Gilmore to delay conference if FG talks need time

The Labour leader warned against setting "artificial deadlines" ahead of continued talks between himself and Taoiseach-elect Enda Kenny later today.

The special Labour conference is scheduled for tomorrow afternoon and, despite speculation of a delay, it is expected to go ahead to allow delegates to vote on a coalition deal.

But Mr Gilmore last night said it could still be pushed back at the last minute if necessary.

Mr Gilmore, speaking in Athens at a summit of the Party of European Socialists (PES), the grouping to which Labour belongs in the European Parliament, said: "There are issues that have to be settled and that have to resolved and you just have to take your time at them."

"You can just never be certain that you're going to conclude by a certain time.

"As of now, our intention is to go ahead on Sunday provided we have reached an agreement."

But he added: "There are some issues that have to be resolved."

He told his PES colleagues about the negotiations with Fine Gael. But he said he would not go to his party conference unless he was happy with the deal he got.

"I won't be putting it to the conference in the first place unless I am satisfied with it and I'm prepared to recommend it," he said.

"And then it'll be a decision for the delegates at the conference. It's their decision," he added.

Mr Gilmore refused to be publicly drawn on whether Labour wanted the Department of Finance portfolio.

"Our focus in the discussions has been what we would be going to do, rather than who gets what portfolio, and that's something for down the line," he said.

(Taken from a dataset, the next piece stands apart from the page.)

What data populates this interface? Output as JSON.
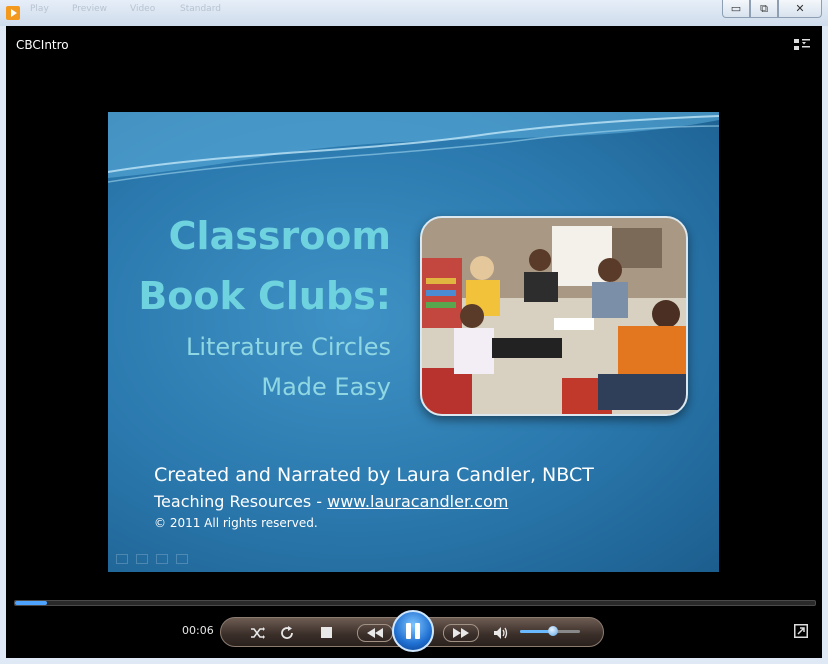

Mr Gilmore's call for a reduction in the interest rate on the EU-IMF deal was backed up at the conference yesterday by other members of the PES.

These included former Danish prime minister Poul Rasmussen, now chairman of the PES, and Greek prime minister George Papandreou.

Mr Papandreou held a one-on-one meeting with Mr Gilmore, who said both Ireland and Greece wanted to renegotiate the EU-IMF interest rate.

Mr Rasmussen also said the European Council must decide at its crucial March 25 meeting to bring the interest rate down for Ireland and Greece.

"The message from the PES to the European Council is: 'It's time for you to bring down the interest rate for Greece and for Ireland'," he said. "Bring the interest rate down for our common interest."

Mr Gilmore was congratulated on Labour's performance in the general election by leaders at the summit including Martin Schulz, the leader of the PES in the European Parliament.